Esa interpelación dio paso a una moción a la semana siguiente. Pedíamos lo que pedían los armadores y los arrantzales. Es nuestra misión. Defender los intereses vascos. Pero no salió por ocho votos. Toda la izquierda, PSOE, IU, ICV, ERC y Rosa Díez votaron en contra. La izquierda votando por la seguridad privada. Nosotros, junto al PP, CIU, BNG, Nabai y CC, por la presencia de infantes de Marina en los barcos. El mundo al revés. O en su lugar, que vayan los ministros del gobierno Zapatero con una chimbera.

Pero nosotros seguiremos. Somos como el perro chiquito que cuando te coge el tobillo no te suelta.
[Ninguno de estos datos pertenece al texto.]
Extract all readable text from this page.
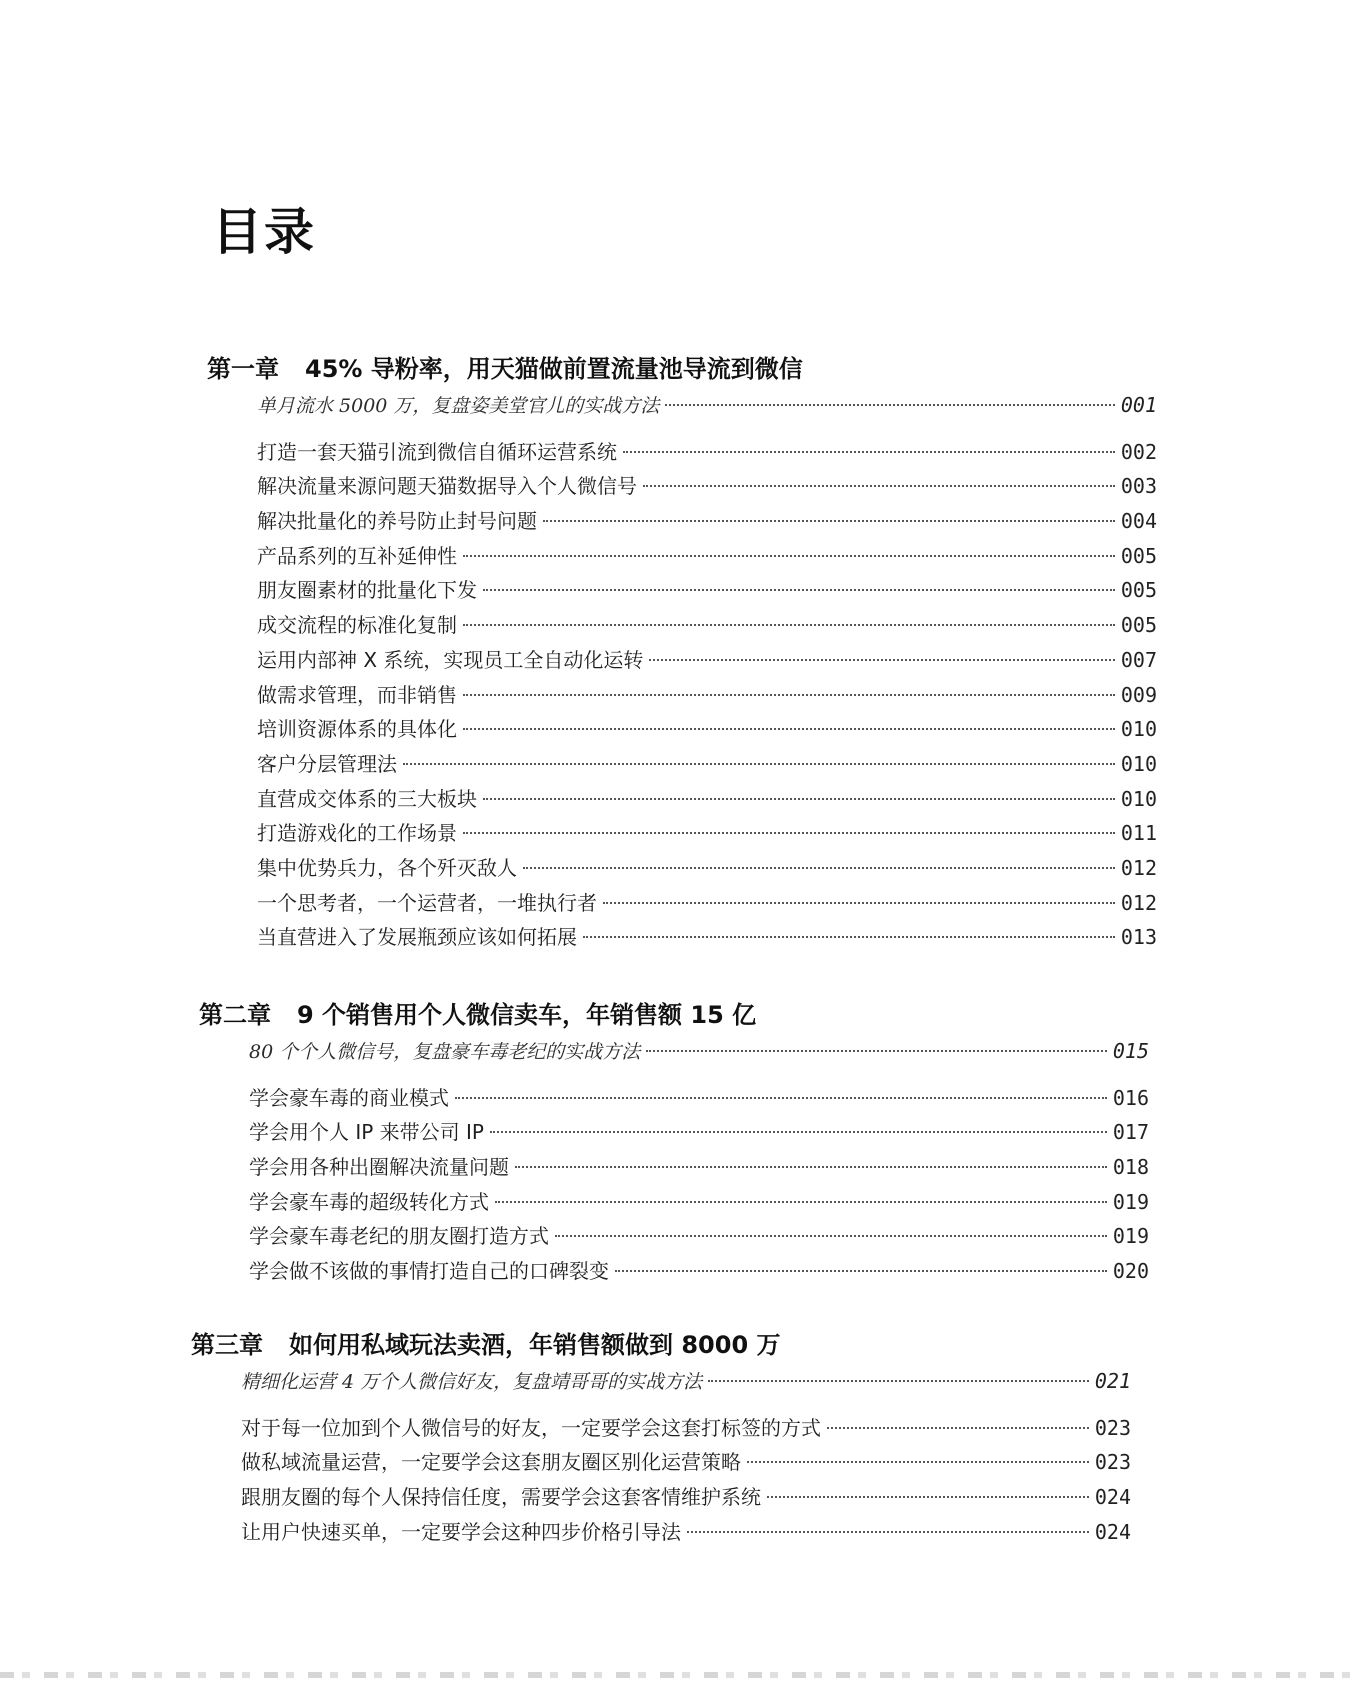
目录
第一章 45% 导粉率，用天猫做前置流量池导流到微信
单月流水 5000 万，复盘姿美堂官儿的实战方法	001
打造一套天猫引流到微信自循环运营系统	002
解决流量来源问题天猫数据导入个人微信号	003
解决批量化的养号防止封号问题	004
产品系列的互补延伸性	005
朋友圈素材的批量化下发	005
成交流程的标准化复制	005
运用内部神 X 系统，实现员工全自动化运转	007
做需求管理，而非销售	009
培训资源体系的具体化	010
客户分层管理法	010
直营成交体系的三大板块	010
打造游戏化的工作场景	011
集中优势兵力，各个歼灭敌人	012
一个思考者，一个运营者，一堆执行者	012
当直营进入了发展瓶颈应该如何拓展	013
第二章 9 个销售用个人微信卖车，年销售额 15 亿
80 个个人微信号，复盘豪车毒老纪的实战方法	015
学会豪车毒的商业模式	016
学会用个人 IP 来带公司 IP	017
学会用各种出圈解决流量问题	018
学会豪车毒的超级转化方式	019
学会豪车毒老纪的朋友圈打造方式	019
学会做不该做的事情打造自己的口碑裂变	020
第三章 如何用私域玩法卖酒，年销售额做到 8000 万
精细化运营 4 万个人微信好友，复盘靖哥哥的实战方法	021
对于每一位加到个人微信号的好友，一定要学会这套打标签的方式	023
做私域流量运营，一定要学会这套朋友圈区别化运营策略	023
跟朋友圈的每个人保持信任度，需要学会这套客情维护系统	024
让用户快速买单，一定要学会这种四步价格引导法	024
Por eso, ante lo sucedido, cuatro conclusiones:

1) El Grupo Vasco del PNV en Bruselas, en el Congreso, en el Senado, en el Parlamento Vasco, el burukide Unai Rementeria, todos hemos actuado al unísono en zafarrancho de combate defendiendo intereses vascos. Porque nos lo piden, porque defendemos sus puestos de trabajo, porque nos gusta el marmitako, y porque somos un partido serio de aquí que defiende a los de aquí.

2) El PSE sólo hace lo que le dice el Ministerio de Defensa en Madrid y, lo peor, la consejera Unzalu sólo hace lo que le dice Constantino Méndez, el secretario de Defensa. Para ese viaje no hace falta perder el tiempo con la consejera. Se va a Madrid y ya está.

3) Un informe que hemos enviado a la ministra Chacón de quince folios avala la legalidad del embarque de militares en los atuneros. Y si piensan que jurídicamente no es posible, nos comprometemos a enmendar la ley para cambiarla y hacerlo posible.

4) Chacón dice que le está costando 75 millones de euros una operación que se emplea "para cubrir la seguridad de empresas privadas haciendo negocio". Y entonces ¿para qué diablos sirve el Ejército español? ¿Para desfilar e ir al Gorbea?

En fin. Que seguiremos dando la matraca para que nuestros arrantzales pesquen con seguridad, para que en Somalia se trabaje para lograr un Estado al servicio de toda aquella buena y pobre gente, y para que el marmitako resulte más picante y el atún esté siempre jugoso. Pero eso sí. A los socialistas, ni una cucharada de marmitako. No se lo merecen.